Last night I took a stab at listing out the various entities that know me, regardless of how they know me. The list is overwhelming. It quickly became apparent that to develop a comprehensive list was not feasible. What I ended up with was a good all around representation. I then generalized it to include things not solely pertaining to me as an individual (e.g. I’m an immigrant, I can never have govt clearance).
With all the talk of identity and claims federation, this was a good way to step back and at least understand the problem space a little better. I’m sure there are other such diagrams out there but the benefit for me was to go through the process of drawing it rather than take one off the shelf.
Here’s the diagram, it turns out there are bits of us EVERYWHERE!!! Click for a larger view [LINK].
I’ve tried to group the entities (blue) by function or core competency(green). It could be inferred I suppose that similar entities would require similar forms of assurance around the claims they’re willing to accept. For example, to establish an XBox Live Gamertag doesn’t require the same degree of assurance around identity as opening a bank account. But on the other hand, Digg might be quite willing to accept my Facebook ID.

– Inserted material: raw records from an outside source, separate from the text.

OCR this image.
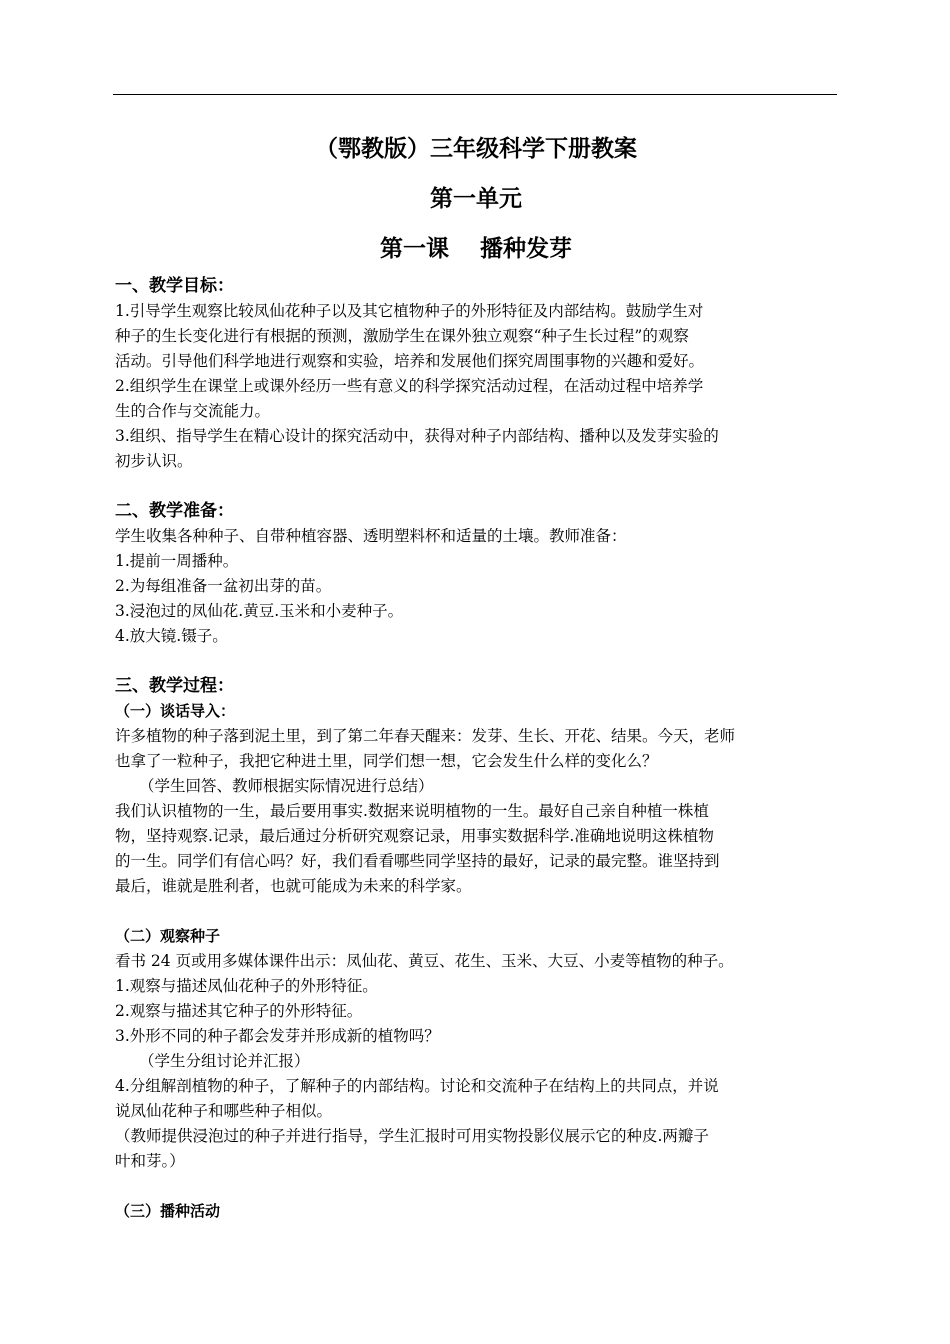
（鄂教版）三年级科学下册教案

第一单元

第一课　 播种发芽

一、教学目标：

1.引导学生观察比较凤仙花种子以及其它植物种子的外形特征及内部结构。鼓励学生对

种子的生长变化进行有根据的预测，激励学生在课外独立观察“种子生长过程”的观察

活动。引导他们科学地进行观察和实验，培养和发展他们探究周围事物的兴趣和爱好。

2.组织学生在课堂上或课外经历一些有意义的科学探究活动过程，在活动过程中培养学

生的合作与交流能力。

3.组织、指导学生在精心设计的探究活动中，获得对种子内部结构、播种以及发芽实验的

初步认识。

二、教学准备：

学生收集各种种子、自带种植容器、透明塑料杯和适量的土壤。教师准备：

1.提前一周播种。

2.为每组准备一盆初出芽的苗。

3.浸泡过的凤仙花.黄豆.玉米和小麦种子。

4.放大镜.镊子。

三、教学过程：

（一）谈话导入：

许多植物的种子落到泥土里，到了第二年春天醒来：发芽、生长、开花、结果。今天，老师

也拿了一粒种子，我把它种进土里，同学们想一想，它会发生什么样的变化么？

（学生回答、教师根据实际情况进行总结）

我们认识植物的一生，最后要用事实.数据来说明植物的一生。最好自己亲自种植一株植

物，坚持观察.记录，最后通过分析研究观察记录，用事实数据科学.准确地说明这株植物

的一生。同学们有信心吗？好，我们看看哪些同学坚持的最好，记录的最完整。谁坚持到

最后，谁就是胜利者，也就可能成为未来的科学家。

（二）观察种子

看书 24 页或用多媒体课件出示：凤仙花、黄豆、花生、玉米、大豆、小麦等植物的种子。

1.观察与描述凤仙花种子的外形特征。

2.观察与描述其它种子的外形特征。

3.外形不同的种子都会发芽并形成新的植物吗？

（学生分组讨论并汇报）

4.分组解剖植物的种子，了解种子的内部结构。讨论和交流种子在结构上的共同点，并说

说凤仙花种子和哪些种子相似。

（教师提供浸泡过的种子并进行指导，学生汇报时可用实物投影仪展示它的种皮.两瓣子

叶和芽。）

（三）播种活动
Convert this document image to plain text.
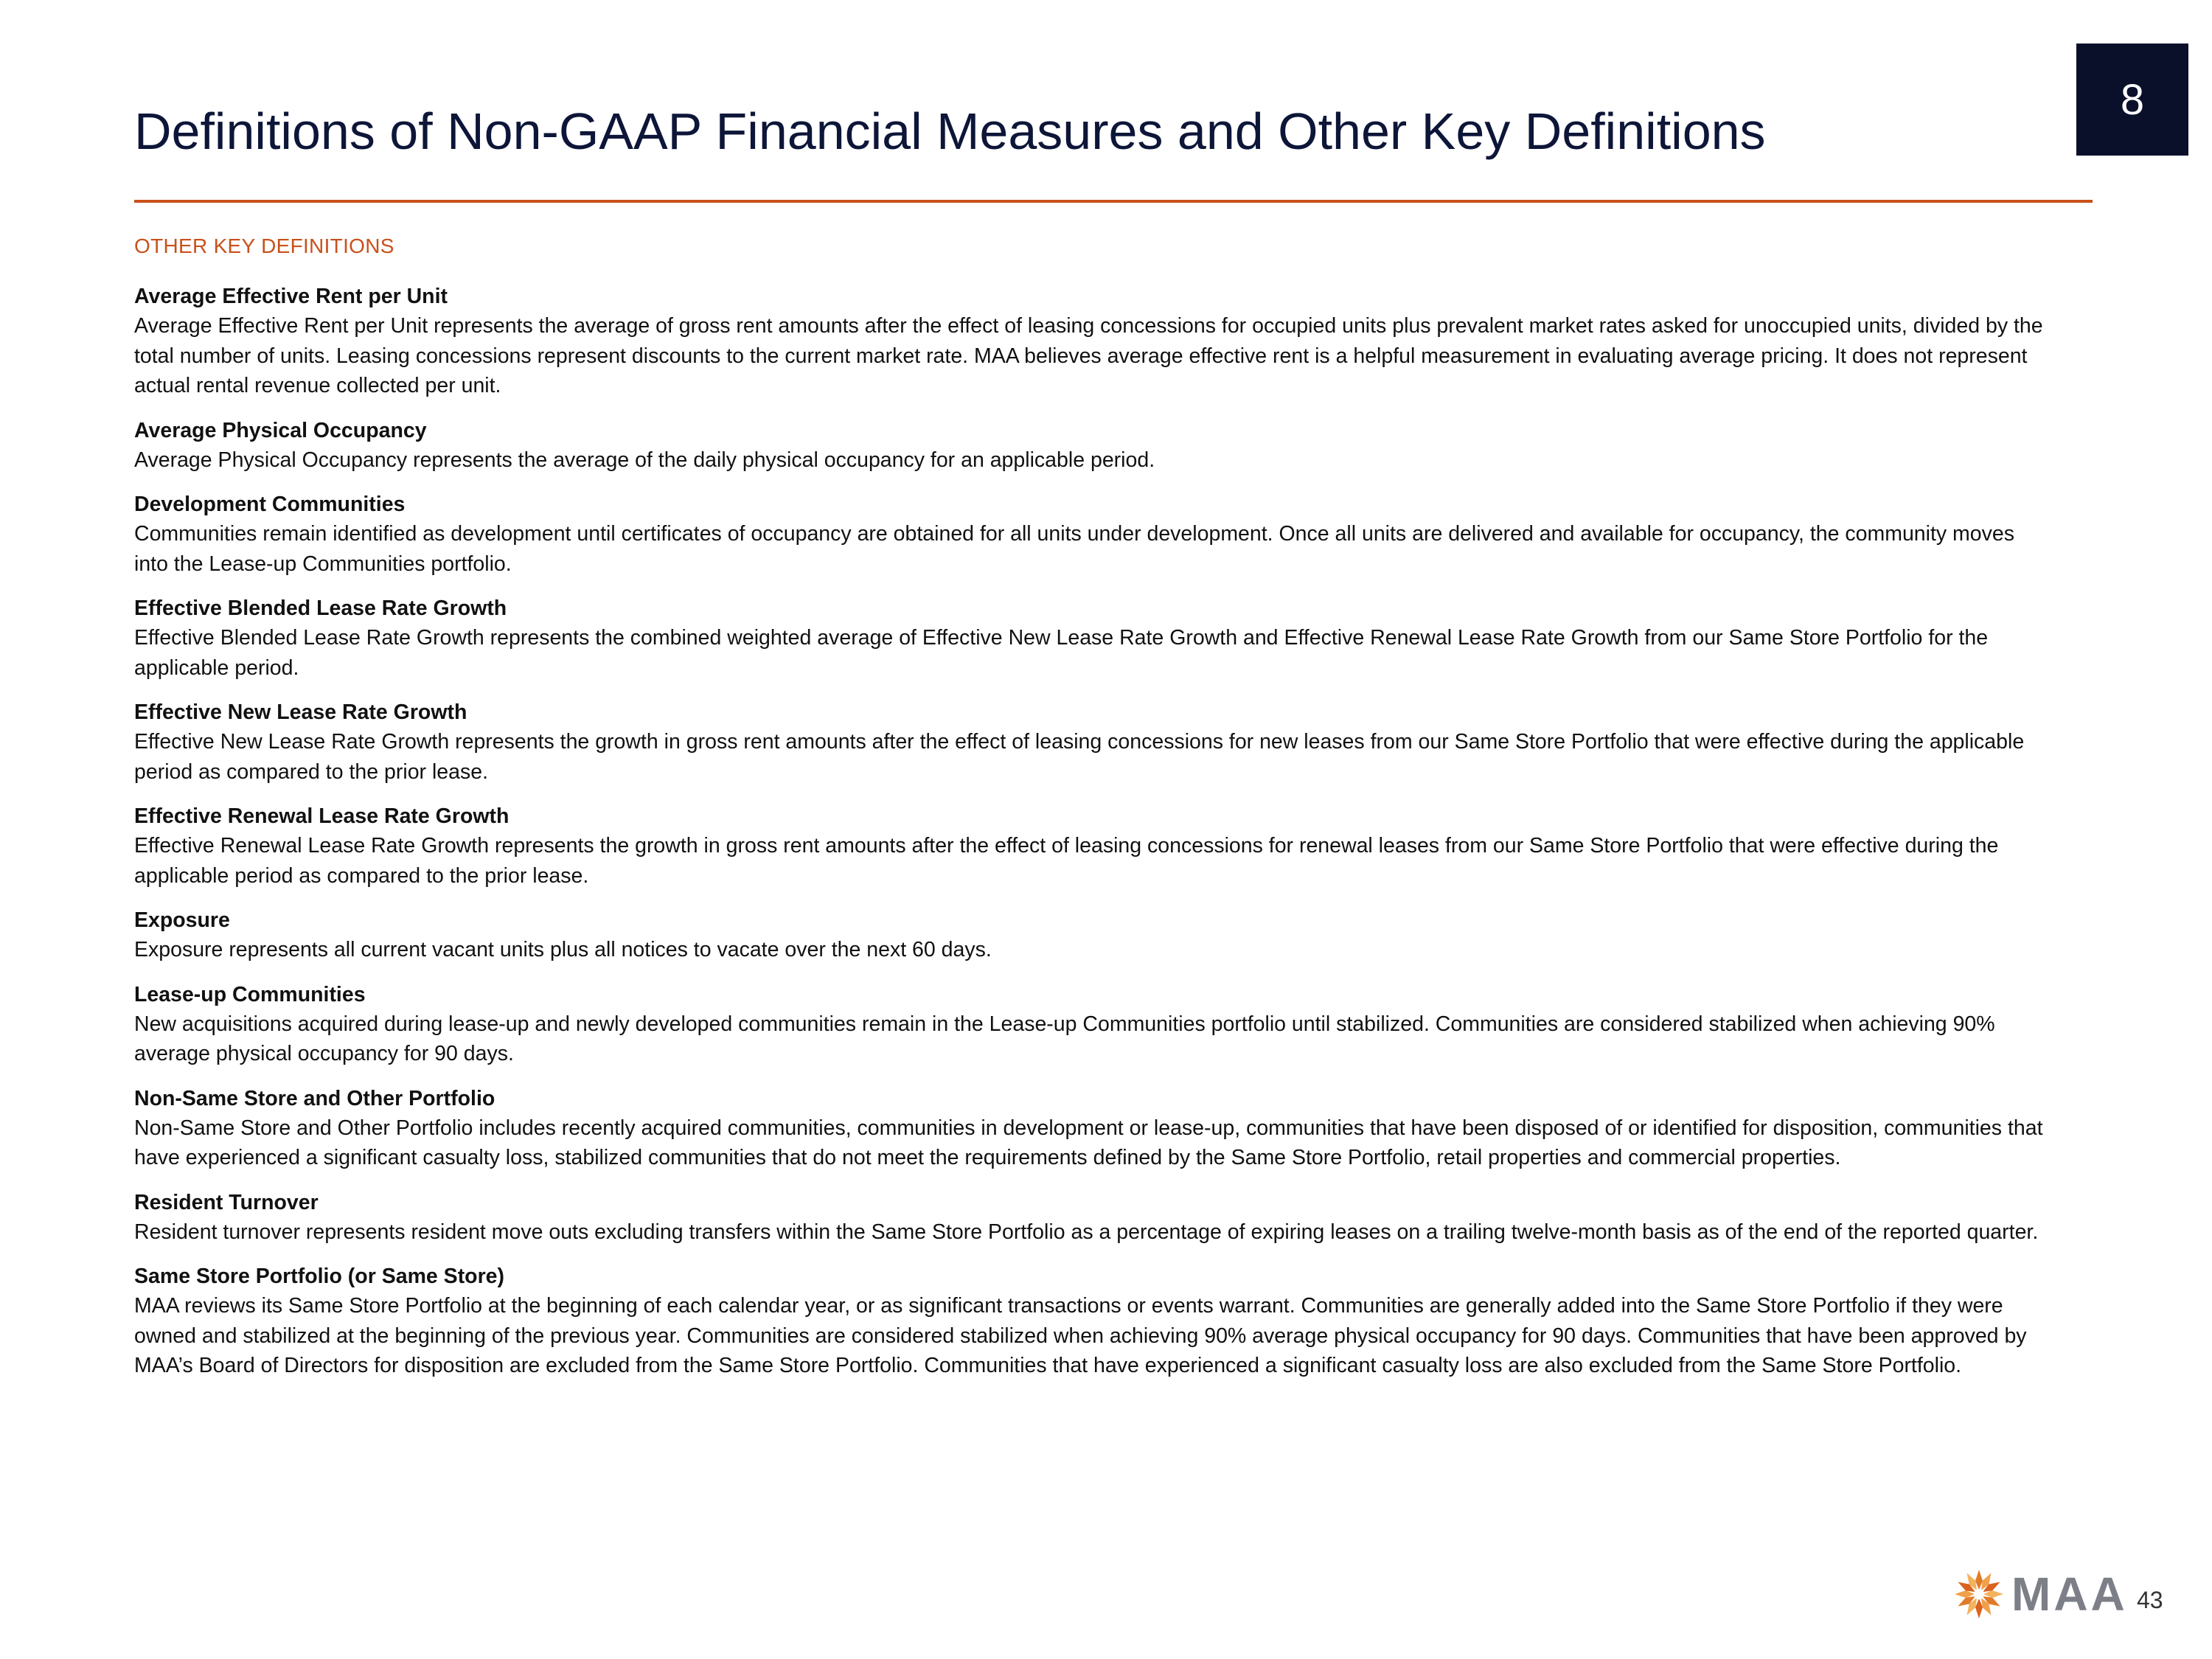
8
Definitions of Non-GAAP Financial Measures and Other Key Definitions
OTHER KEY DEFINITIONS
Average Effective Rent per Unit
Average Effective Rent per Unit represents the average of gross rent amounts after the effect of leasing concessions for occupied units plus prevalent market rates asked for unoccupied units, divided by the total number of units. Leasing concessions represent discounts to the current market rate. MAA believes average effective rent is a helpful measurement in evaluating average pricing. It does not represent actual rental revenue collected per unit.
Average Physical Occupancy
Average Physical Occupancy represents the average of the daily physical occupancy for an applicable period.
Development Communities
Communities remain identified as development until certificates of occupancy are obtained for all units under development. Once all units are delivered and available for occupancy, the community moves into the Lease-up Communities portfolio.
Effective Blended Lease Rate Growth
Effective Blended Lease Rate Growth represents the combined weighted average of Effective New Lease Rate Growth and Effective Renewal Lease Rate Growth from our Same Store Portfolio for the applicable period.
Effective New Lease Rate Growth
Effective New Lease Rate Growth represents the growth in gross rent amounts after the effect of leasing concessions for new leases from our Same Store Portfolio that were effective during the applicable period as compared to the prior lease.
Effective Renewal Lease Rate Growth
Effective Renewal Lease Rate Growth represents the growth in gross rent amounts after the effect of leasing concessions for renewal leases from our Same Store Portfolio that were effective during the applicable period as compared to the prior lease.
Exposure
Exposure represents all current vacant units plus all notices to vacate over the next 60 days.
Lease-up Communities
New acquisitions acquired during lease-up and newly developed communities remain in the Lease-up Communities portfolio until stabilized. Communities are considered stabilized when achieving 90% average physical occupancy for 90 days.
Non-Same Store and Other Portfolio
Non-Same Store and Other Portfolio includes recently acquired communities, communities in development or lease-up, communities that have been disposed of or identified for disposition, communities that have experienced a significant casualty loss, stabilized communities that do not meet the requirements defined by the Same Store Portfolio, retail properties and commercial properties.
Resident Turnover
Resident turnover represents resident move outs excluding transfers within the Same Store Portfolio as a percentage of expiring leases on a trailing twelve-month basis as of the end of the reported quarter.
Same Store Portfolio (or Same Store)
MAA reviews its Same Store Portfolio at the beginning of each calendar year, or as significant transactions or events warrant. Communities are generally added into the Same Store Portfolio if they were owned and stabilized at the beginning of the previous year. Communities are considered stabilized when achieving 90% average physical occupancy for 90 days. Communities that have been approved by MAA’s Board of Directors for disposition are excluded from the Same Store Portfolio. Communities that have experienced a significant casualty loss are also excluded from the Same Store Portfolio.
MAA 43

In theory these entities could share Identity Providers. I believe we’ll start to see this quite soon in the social networking space most likely through OpenSocial.
Ultimately, Identity Providers themselves will begin to exchange claims although it’s questionable if this is an appropriate model.
This is by no means a complete model. I worry that I’ll never be able to effectively manage all the pieces of me that I’m absent-mindedly handing out.